Sudan, parla Meriam: «Ho dovuto partorire con le gambe incatenate. Per questo mia figlia è nata disabile»
Riprendiamo dal sito della rivista Tempi un articolo redazionale pubblicato l’1/7/2014. Restiamo a disposizione per l’immediata rimozione se la sua presenza sul nostro sito non fosse gradita a qualcuno degli aventi diritto. I neretti sono nostri ed hanno l’unico scopo di facilitare la lettura on-line.
Il Centro culturale Gli scritti (2/7/2014)
«Poiché sono stata costretta a partorire in catene, mia figlia è disabile». È la drammatica dichiarazione rilasciata oggi da Meriam Yahya Ibrahim alla Cnn. La donna cristiana di 27 anni condannata a morte per apostasia e adulterio, poi scagionata in appello, e attualmente all’ambasciata americana a Khartoum in attesa del passaporto sudanese, è stata costretta a partorire in carcere la sua seconda figlia, Maya.

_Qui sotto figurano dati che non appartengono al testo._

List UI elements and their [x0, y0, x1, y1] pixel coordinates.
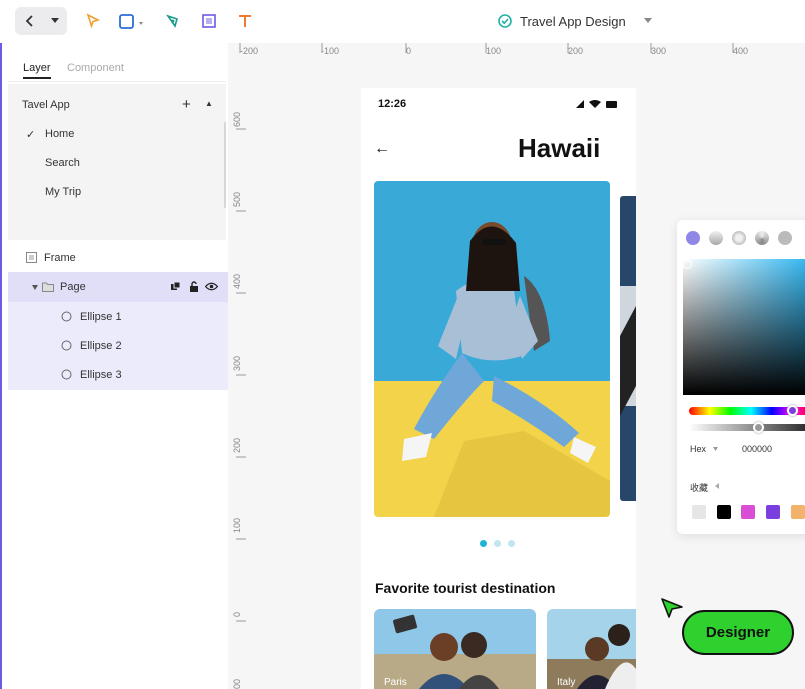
- fill-type-selector: [686, 230, 796, 246]
- angular-fill-option[interactable]: [755, 231, 769, 245]
- peek-photo: [620, 196, 636, 501]
- check-circle-icon: [498, 14, 512, 28]
- history-dropdown-button[interactable]: [46, 8, 64, 34]
- tab-layer[interactable]: Layer: [23, 62, 51, 74]
- alpha-handle[interactable]: [753, 422, 764, 433]
- card-label-paris: Paris: [384, 677, 407, 688]
- hero-photo: [374, 181, 610, 517]
- carousel-dot[interactable]: [494, 540, 501, 547]
- panel-tabs: Layer Component: [8, 50, 226, 82]
- ellipse-icon: [61, 369, 72, 380]
- section-title: Favorite tourist destination: [375, 580, 556, 596]
- hex-value-field[interactable]: 000000: [742, 444, 772, 454]
- favorites-label: 收藏: [690, 483, 709, 493]
- layer-frame[interactable]: Frame: [8, 244, 226, 272]
- color-cursor[interactable]: [683, 260, 692, 269]
- hero-image[interactable]: [374, 181, 610, 517]
- layer-ellipse-2-label: Ellipse 2: [80, 340, 122, 352]
- expand-icon[interactable]: [32, 285, 38, 290]
- swatch-orange[interactable]: [791, 505, 805, 519]
- frame-icon: [202, 14, 216, 28]
- layer-page[interactable]: Page: [8, 272, 228, 302]
- add-page-button[interactable]: +: [182, 96, 191, 113]
- next-image-peek[interactable]: [620, 196, 636, 501]
- swatch-purple[interactable]: [766, 505, 780, 519]
- page-item-home[interactable]: Home: [45, 128, 74, 140]
- chevron-down-icon: [643, 18, 652, 23]
- carousel-dot-active[interactable]: [480, 540, 487, 547]
- page-item-my-trip[interactable]: My Trip: [45, 186, 81, 198]
- select-arrow-icon: [86, 13, 101, 29]
- page-check-icon: ✓: [26, 129, 36, 141]
- ellipse-icon: [61, 311, 72, 322]
- scrollbar[interactable]: [224, 122, 226, 208]
- layer-ellipse-1[interactable]: Ellipse 1: [8, 302, 228, 331]
- status-icons: [576, 100, 617, 108]
- linear-fill-option[interactable]: [709, 231, 723, 245]
- carousel-dot[interactable]: [508, 540, 515, 547]
- page-list: Tavel App + ▲ ✓ Home Search My Trip: [8, 84, 226, 240]
- pen-icon: [165, 14, 178, 28]
- cursor-arrow-icon: [661, 598, 683, 618]
- radial-fill-option[interactable]: [732, 231, 746, 245]
- destination-card-italy[interactable]: Italy: [547, 609, 636, 689]
- project-name[interactable]: Tavel App: [22, 99, 70, 111]
- eye-icon[interactable]: [205, 282, 218, 291]
- document-title-dropdown[interactable]: Travel App Design: [498, 11, 652, 31]
- hex-label: Hex: [690, 444, 707, 454]
- page-item-search[interactable]: Search: [45, 157, 80, 169]
- pen-tool-button[interactable]: [162, 8, 184, 34]
- dropdown-icon: [51, 18, 59, 23]
- hue-handle[interactable]: [787, 405, 798, 416]
- swatch-light-gray[interactable]: [692, 505, 706, 519]
- layer-page-label: Page: [60, 281, 86, 293]
- destination-card-paris[interactable]: Paris: [374, 609, 536, 689]
- destination-title: Hawaii: [518, 133, 601, 163]
- designer-label: Designer: [705, 624, 771, 641]
- swatch-pink[interactable]: [741, 505, 755, 519]
- back-button[interactable]: [20, 8, 40, 34]
- swatch-black[interactable]: [717, 505, 731, 519]
- text-icon: [239, 15, 251, 27]
- layer-frame-label: Frame: [44, 252, 76, 264]
- top-toolbar: Travel App Design: [0, 0, 805, 43]
- left-ruler: 600 500 400 300 200 100 0 00: [228, 61, 246, 689]
- layer-ellipse-3-label: Ellipse 3: [80, 369, 122, 381]
- saturation-field[interactable]: [683, 259, 805, 395]
- frame-tool-button[interactable]: [198, 8, 220, 34]
- left-ruler-ticks: [236, 128, 246, 622]
- component-icon[interactable]: [170, 281, 181, 292]
- document-title: Travel App Design: [520, 13, 626, 29]
- top-ruler-ticks: [239, 43, 734, 53]
- active-tab-indicator: [23, 77, 51, 79]
- layer-ellipse-3[interactable]: Ellipse 3: [8, 360, 228, 389]
- frame-layer-icon: [26, 252, 37, 263]
- lock-icon[interactable]: [189, 281, 199, 292]
- ellipse-icon: [61, 340, 72, 351]
- chevron-down-icon[interactable]: [713, 447, 718, 451]
- carousel-dots[interactable]: [478, 540, 518, 548]
- rectangle-tool-button[interactable]: [117, 8, 147, 34]
- ellipse-layers: Ellipse 1 Ellipse 2 Ellipse 3: [8, 302, 228, 390]
- solid-fill-option[interactable]: [686, 231, 700, 245]
- back-arrow-icon[interactable]: ←: [374, 140, 390, 158]
- image-fill-option[interactable]: [778, 231, 792, 245]
- chevron-left-icon[interactable]: [715, 483, 719, 489]
- select-tool-button[interactable]: [82, 8, 104, 34]
- designer-cursor-tag: Designer: [682, 610, 794, 655]
- status-bar-time: 12:26: [378, 98, 407, 110]
- collapse-icon[interactable]: ▲: [205, 99, 213, 108]
- card-label-italy: Italy: [557, 677, 576, 688]
- rectangle-icon: [119, 14, 143, 29]
- folder-icon: [42, 282, 54, 292]
- alpha-slider[interactable]: [689, 424, 805, 431]
- layer-ellipse-2[interactable]: Ellipse 2: [8, 331, 228, 360]
- tab-component[interactable]: Component: [67, 62, 124, 74]
- top-ruler: -200 -100 0 100 200 300 400: [228, 43, 805, 61]
- layer-ellipse-1-label: Ellipse 1: [80, 311, 122, 323]
- back-icon: [25, 15, 33, 27]
- text-tool-button[interactable]: [234, 8, 256, 34]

«MIA FIGLIA È DISABILE». «Non ero ammanettata ma incatenata per le gambe. Non riuscivo ad aprire le gambe e così le donne mi hanno dovuta alzare dal tavolo. Non ho partorito stesa sul tavolo e mia figlia ha qualcosa», ha aggiunto la donna di 27 anni riferendosi a una possibile disabilità fisica della figlia. «Non so se in futuro avrà bisogno di un sostegno per camminare».
«SONO SEMPRE STATA CRISTIANA». Meriam è stata accusata dal “fratello”, che lei non riconosce, di essersi convertita dall’islam, reato punibile secondo la sharia con la morte, «ma io sono sempre stata cristiana. Non avrei potuto essere musulmana». Quando ho sentito la sentenza di condanna a morte, «ho solo pensato a mio figlio [Martin] e a come avrei fatto a partorire. Ero davvero spaventata dal parto in prigione».
INSULTI IN CELLA. La donna parla di come le altre compagne di cella musulmane la offendevano e degli imam venivano mandati per convincerla ad abiurare il cristianesimo. «Le donne in prigione mi dicevano di tutto e mi schernivano: “Non mangiare il cibo degli infedeli”. Anche gli agenti del carcere si univano e mi insultavano».
«SONO DAVVERO INFELICE». Ora Meriam è in attesa dei documenti per lasciare il Sudan per gli Stati Uniti insieme al marito Daniel Wani, ma gli avvocati non li hanno ancora ottenuti. Senza contare che il “fratello” ha aperto una nuova causa per chiedere che venga riconosciuta la loro parentela. «Onestamente, sono davvero infelice. Ho lasciato la prigione per mettere insieme i miei figli e sistemarmi ma mi sono ritrovata di nuovo in prigione e ora protestano contro di me nelle strade».
«SEMPRE UN NUOVO PROBLEMA». Rigettando l’accusa di aver falsificato i documenti («sono stati approvati dall’ambasciatore del Sud Sudan e avevo diritto ad usarli perché mio marito è del Sud Sudan»), Meriam si dice esausta: «Non riesco neanche a decidermi su cosa fare adesso. Vorrei andarmene e allo stesso tempo non vorrei. Ma lo stato in cui mi ritrovo è sintomo del fatto che sono costretta ad andarmene. Ogni giorno sorge un nuovo problema sulla mia partenza».